October 2018 has seen a bounce-back in air traffic growth across Europe
Air traffic numbers in Europe during October bounce-back despite the uncertainty and instability that the continent is currently experiencing.
European airport trade association ACI EUROPE has released its traffic report for October 2018, during which average passenger traffic in geographical Europe grew by +6.5 per cent compared with the same month last year – a notable increase on the previous month (+5 per cent).
At EU airports, passenger volumes grew by +6.3 per cent in October (+4.9 per cent in September). Austria and Luxembourg recorded stellar passenger growth, driven by cow-cost-carrier expansion at Vienna (+18.2 per cent) and Luxembourg (+12.1 per cent).
While airports in several countries in the Eastern part of the bloc kept registering double-digit growth, the larger and core air transport markets of Germany, France, Italy and Spain also outperformed the bloc’s average – along with Ireland, Portugal and Finland.
This in part reflected the impact ATM disruptions (albeit less so, than previous months). Sweden was the only European country posting a decrease in passenger traffic (- 1.1 per cent), a result of the new aviation tax and depreciation of the local currency. Passenger traffic in Belgium barely grew (+0.9 per cent) due to ground handling strikes severely affecting Brussels (-2.4 per cent).
Meanwhile, the UK, the Netherlands, Denmark and Cyprus significantly under-performed the EU average – with a mix of aviation taxes, currency variations, airport capacity limitations and the bankruptcy of Cobalt Air playing their part.
Non-EU airports saw passenger traffic expanding by +7.2 per cent, although weakness in domestic traffic at Turkish airports limited gains. Ukraine, Georgia, Belarus and Iceland came on top, with particularly impressive growth at Kiev (+24.6 per cent), Tbilisi (+17.9 per cent), Minsk (+16.5 per cent) and Keflavik (+16.3 per cent).
While the passenger traffic dynamic held on in Russia, it became subdued in Israel and continued to be weak in Norway. Passenger traffic at the Majors (top 5 European airports) under-performed the European average at +4.3 per cent. Paris-CDG (+5.7 per cent) came top of the league, with Frankfurt (+5.2 per cent). London Heathrow still achieved notable growth given its lack of capacity, followed by Istanbul-Atatürk (+3.5 per cent) and Amsterdam-Schiphol (+2.5 per cent).
These robust passenger growth figures also reflected significant airline capacity expansion, with October delivering the highest monthly increase in aircraft movements so far this year +4.5 per cent.

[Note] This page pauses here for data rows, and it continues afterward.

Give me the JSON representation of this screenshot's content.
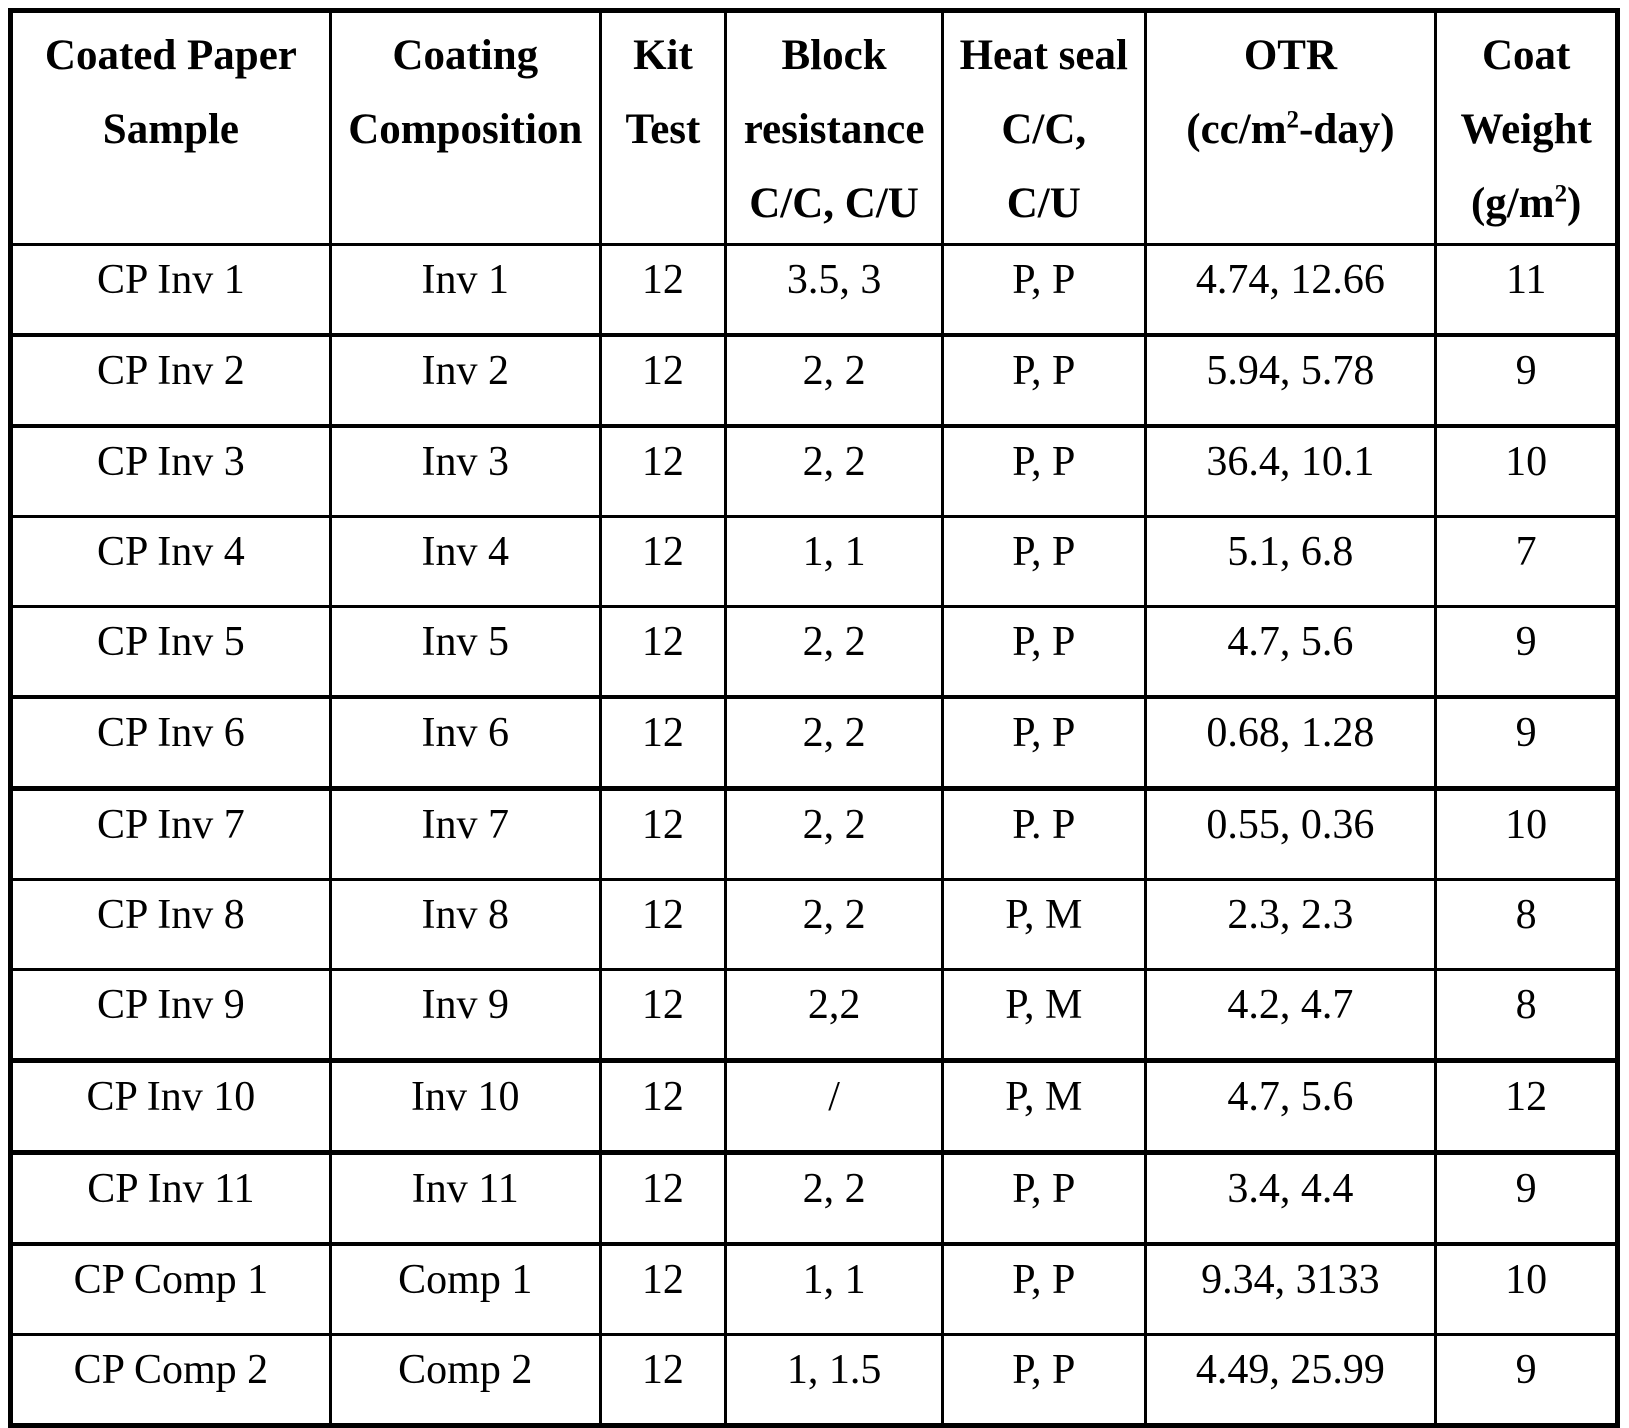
{
  "table": {
    "header": {
      "sample": {
        "line1": "Coated Paper",
        "line2": "Sample"
      },
      "composition": {
        "line1": "Coating",
        "line2": "Composition"
      },
      "kit_test": {
        "line1": "Kit",
        "line2": "Test"
      },
      "block_resistance": {
        "line1": "Block",
        "line2": "resistance",
        "line3": "C/C, C/U"
      },
      "heat_seal": {
        "line1": "Heat seal",
        "line2": "C/C,",
        "line3": "C/U"
      },
      "otr": {
        "line1": "OTR",
        "line2_pre": "(cc/m",
        "line2_sup": "2",
        "line2_post": "-day)"
      },
      "coat_weight": {
        "line1": "Coat",
        "line2": "Weight",
        "line3_pre": "(g/m",
        "line3_sup": "2",
        "line3_post": ")"
      }
    },
    "rows": [
      {
        "cells": [
          "CP Inv 1",
          "Inv 1",
          "12",
          "3.5, 3",
          "P, P",
          "4.74, 12.66",
          "11"
        ]
      },
      {
        "cells": [
          "CP Inv 2",
          "Inv 2",
          "12",
          "2, 2",
          "P, P",
          "5.94, 5.78",
          "9"
        ]
      },
      {
        "cells": [
          "CP Inv 3",
          "Inv 3",
          "12",
          "2, 2",
          "P, P",
          "36.4, 10.1",
          "10"
        ]
      },
      {
        "cells": [
          "CP Inv 4",
          "Inv 4",
          "12",
          "1, 1",
          "P, P",
          "5.1, 6.8",
          "7"
        ]
      },
      {
        "cells": [
          "CP Inv 5",
          "Inv 5",
          "12",
          "2, 2",
          "P, P",
          "4.7, 5.6",
          "9"
        ]
      },
      {
        "cells": [
          "CP Inv 6",
          "Inv 6",
          "12",
          "2, 2",
          "P, P",
          "0.68, 1.28",
          "9"
        ]
      },
      {
        "cells": [
          "CP Inv 7",
          "Inv 7",
          "12",
          "2, 2",
          "P. P",
          "0.55, 0.36",
          "10"
        ]
      },
      {
        "cells": [
          "CP Inv 8",
          "Inv 8",
          "12",
          "2, 2",
          "P, M",
          "2.3, 2.3",
          "8"
        ]
      },
      {
        "cells": [
          "CP Inv 9",
          "Inv 9",
          "12",
          "2,2",
          "P, M",
          "4.2, 4.7",
          "8"
        ]
      },
      {
        "cells": [
          "CP Inv 10",
          "Inv 10",
          "12",
          "/",
          "P, M",
          "4.7, 5.6",
          "12"
        ]
      },
      {
        "cells": [
          "CP Inv 11",
          "Inv 11",
          "12",
          "2, 2",
          "P, P",
          "3.4, 4.4",
          "9"
        ]
      },
      {
        "cells": [
          "CP Comp 1",
          "Comp 1",
          "12",
          "1, 1",
          "P, P",
          "9.34, 3133",
          "10"
        ]
      },
      {
        "cells": [
          "CP Comp 2",
          "Comp 2",
          "12",
          "1, 1.5",
          "P, P",
          "4.49, 25.99",
          "9"
        ]
      }
    ]
  }
}
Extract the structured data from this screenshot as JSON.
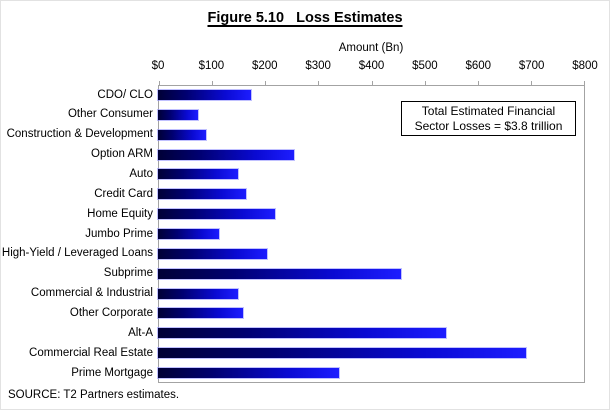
{
  "figure": {
    "title": "Figure 5.10   Loss Estimates",
    "annotation_line1": "Total Estimated Financial",
    "annotation_line2": "Sector Losses = $3.8 trillion",
    "source": "SOURCE: T2 Partners estimates."
  },
  "chart_data": {
    "type": "bar",
    "orientation": "horizontal",
    "title": "Figure 5.10   Loss Estimates",
    "xlabel": "Amount (Bn)",
    "ylabel": "",
    "xlim": [
      0,
      800
    ],
    "x_ticks": [
      "$0",
      "$100",
      "$200",
      "$300",
      "$400",
      "$500",
      "$600",
      "$700",
      "$800"
    ],
    "x_tick_values": [
      0,
      100,
      200,
      300,
      400,
      500,
      600,
      700,
      800
    ],
    "categories": [
      "CDO/ CLO",
      "Other Consumer",
      "Construction & Development",
      "Option ARM",
      "Auto",
      "Credit Card",
      "Home Equity",
      "Jumbo Prime",
      "High-Yield / Leveraged Loans",
      "Subprime",
      "Commercial & Industrial",
      "Other Corporate",
      "Alt-A",
      "Commercial Real Estate",
      "Prime Mortgage"
    ],
    "values": [
      175,
      75,
      90,
      255,
      150,
      165,
      220,
      115,
      205,
      455,
      150,
      160,
      540,
      690,
      340
    ],
    "grid": false,
    "legend": null,
    "bar_color_gradient": [
      "#000036",
      "#1d1dff"
    ],
    "annotations": [
      "Total Estimated Financial Sector Losses = $3.8 trillion"
    ],
    "source": "SOURCE: T2 Partners estimates."
  }
}
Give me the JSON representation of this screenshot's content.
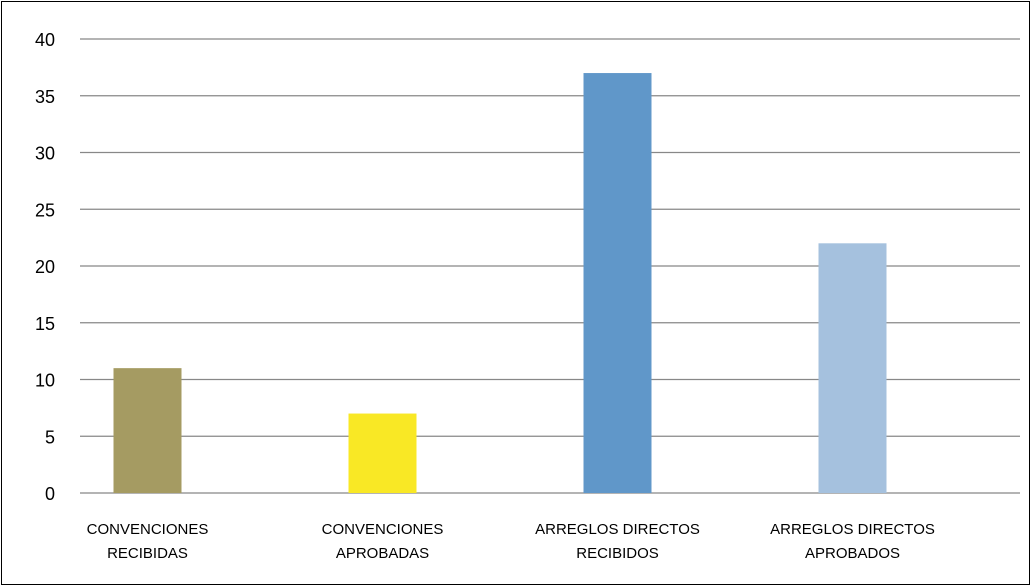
{
  "chart_data": {
    "type": "bar",
    "categories": [
      [
        "CONVENCIONES",
        "RECIBIDAS"
      ],
      [
        "CONVENCIONES",
        "APROBADAS"
      ],
      [
        "ARREGLOS DIRECTOS",
        "RECIBIDOS"
      ],
      [
        "ARREGLOS DIRECTOS",
        "APROBADOS"
      ]
    ],
    "values": [
      11,
      7,
      37,
      22
    ],
    "colors": [
      "#a59b62",
      "#f9e825",
      "#6097c9",
      "#a5c1de"
    ],
    "ylim": [
      0,
      40
    ],
    "yticks": [
      "0",
      "5",
      "10",
      "15",
      "20",
      "25",
      "30",
      "35",
      "40"
    ],
    "grid": true,
    "legend": "none",
    "title": "",
    "xlabel": "",
    "ylabel": ""
  }
}
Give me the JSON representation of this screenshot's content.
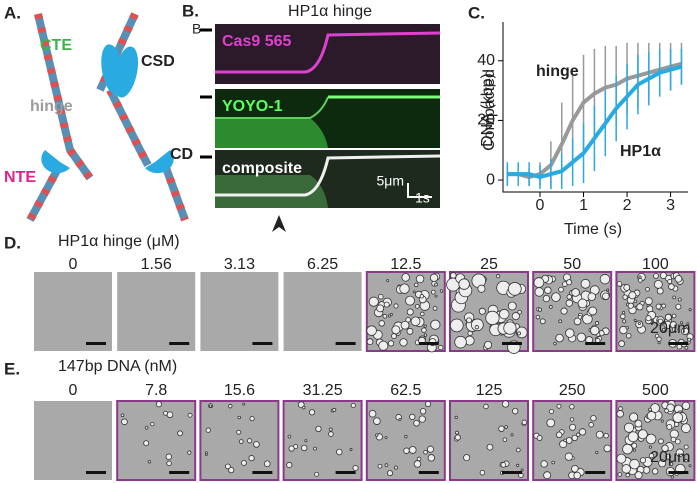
{
  "panel_a": {
    "letter": "A.",
    "labels": {
      "cte": "CTE",
      "csd": "CSD",
      "hinge": "hinge",
      "nte": "NTE",
      "cd": "CD"
    }
  },
  "panel_b": {
    "letter": "B.",
    "title": "HP1α hinge",
    "marker": "B",
    "channels": [
      "Cas9 565",
      "YOYO-1",
      "composite"
    ],
    "scale_x": "5μm",
    "scale_t": "1s"
  },
  "chart_data": {
    "type": "line",
    "letter": "C.",
    "xlabel": "Time (s)",
    "ylabel": [
      "Compacted",
      "DNA (kbp)"
    ],
    "x": [
      -0.75,
      -0.5,
      -0.25,
      0,
      0.25,
      0.5,
      0.75,
      1,
      1.25,
      1.5,
      1.75,
      2,
      2.25,
      2.5,
      2.75,
      3,
      3.25
    ],
    "series": [
      {
        "name": "hinge",
        "color": "#999999",
        "values": [
          2,
          2,
          1,
          2,
          5,
          12,
          20,
          26,
          29,
          31,
          32,
          34,
          35,
          36,
          37,
          38,
          39
        ],
        "errors": [
          3,
          3,
          3,
          4,
          8,
          14,
          15,
          16,
          15,
          14,
          13,
          12,
          11,
          10,
          9,
          8,
          7
        ]
      },
      {
        "name": "HP1α",
        "color": "#29aae1",
        "values": [
          2,
          2,
          2,
          1,
          2,
          3,
          6,
          9,
          14,
          19,
          24,
          28,
          32,
          34,
          36,
          37,
          38
        ],
        "errors": [
          4,
          4,
          4,
          4,
          5,
          6,
          8,
          10,
          11,
          11,
          11,
          11,
          10,
          9,
          8,
          7,
          6
        ]
      }
    ],
    "xlim": [
      -0.85,
      3.4
    ],
    "ylim": [
      -4,
      53
    ],
    "xticks": [
      0,
      1,
      2,
      3
    ],
    "yticks": [
      0,
      20,
      40
    ]
  },
  "panel_d": {
    "letter": "D.",
    "title": "HP1α hinge (μM)",
    "labels": [
      "0",
      "1.56",
      "3.13",
      "6.25",
      "12.5",
      "25",
      "50",
      "100"
    ],
    "scale": "20μm",
    "frame_color": "#8b3a8b",
    "framed": [
      false,
      false,
      false,
      false,
      true,
      true,
      true,
      true
    ]
  },
  "panel_e": {
    "letter": "E.",
    "title": "147bp DNA (nM)",
    "labels": [
      "0",
      "7.8",
      "15.6",
      "31.25",
      "62.5",
      "125",
      "250",
      "500"
    ],
    "scale": "20μm",
    "frame_color": "#8b3a8b",
    "framed": [
      false,
      true,
      true,
      true,
      true,
      true,
      true,
      true
    ]
  }
}
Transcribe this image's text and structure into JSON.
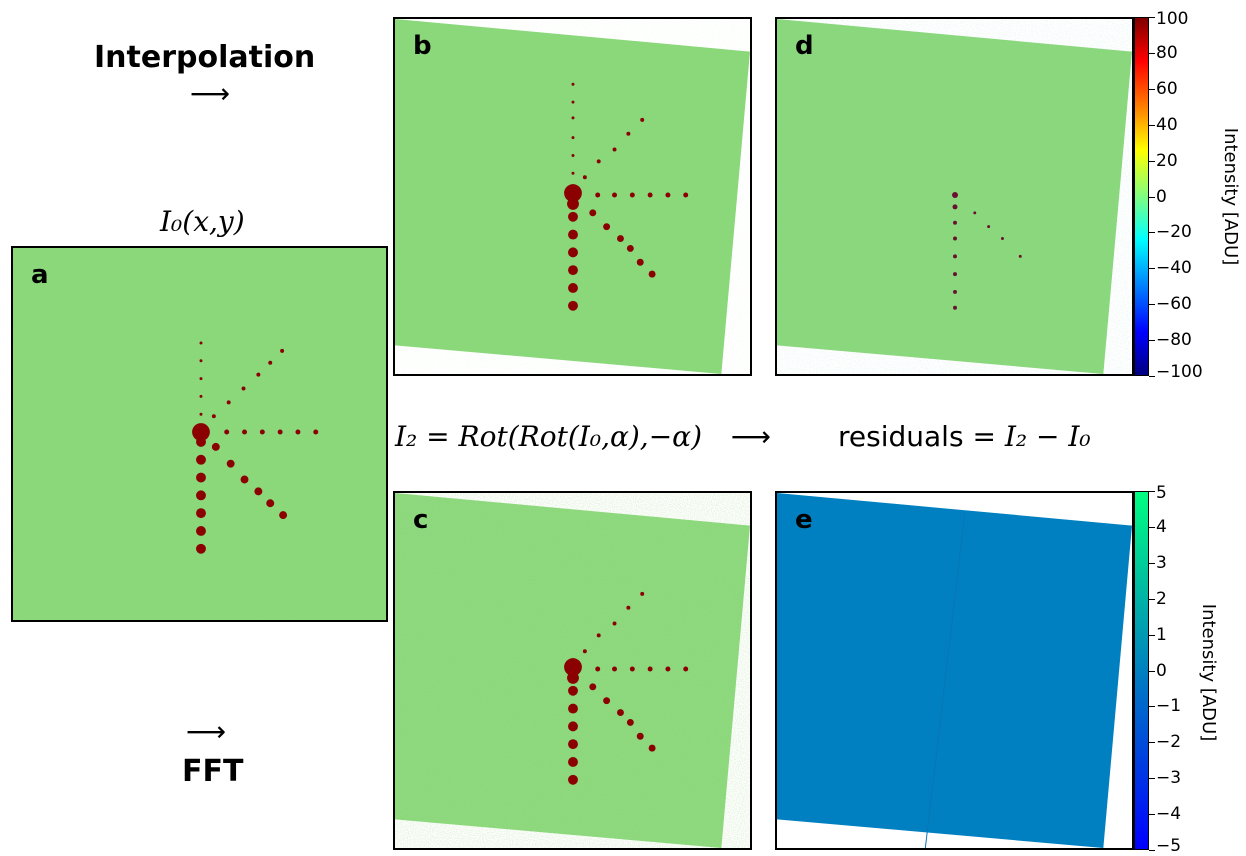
{
  "labels": {
    "interpolation": "Interpolation",
    "fft": "FFT",
    "arrow": "⟶",
    "i0": "I₀(x,y)",
    "equation": "I₂ = Rot(Rot(I₀,α),−α)",
    "residuals_prefix": "residuals",
    "residuals_eq": "= I₂ − I₀"
  },
  "panels": {
    "a": {
      "letter": "a"
    },
    "b": {
      "letter": "b"
    },
    "c": {
      "letter": "c"
    },
    "d": {
      "letter": "d"
    },
    "e": {
      "letter": "e"
    }
  },
  "colorbars": {
    "top": {
      "label": "Intensity [ADU]",
      "ticks": [
        "100",
        "80",
        "60",
        "40",
        "20",
        "0",
        "−20",
        "−40",
        "−60",
        "−80",
        "−100"
      ],
      "colormap": "jet"
    },
    "bottom": {
      "label": "Intensity [ADU]",
      "ticks": [
        "5",
        "4",
        "3",
        "2",
        "1",
        "0",
        "−1",
        "−2",
        "−3",
        "−4",
        "−5"
      ],
      "colormap": "winter"
    }
  },
  "colors": {
    "noise": "#8ad87a",
    "spot": "#8b0000",
    "residual_flat": "#0080c0"
  }
}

Freight traffic remained moderate at +1.9 per cent, with more gains at non-EU airports (+4.1 per cent) than at EU ones (+1.5 per cent).
During the month of October, airports welcoming more than 25 million passengers per year (Group 1), airports welcoming between 10 and 25 million passengers (Group 2), airports welcoming between five and 10 million passengers (Group 3) and airports welcoming less than five million passengers per year (Group 4) reported an average adjustment +6.0 per cent, +7.4 per cent, +6.2 per cent and +6.7 per cent.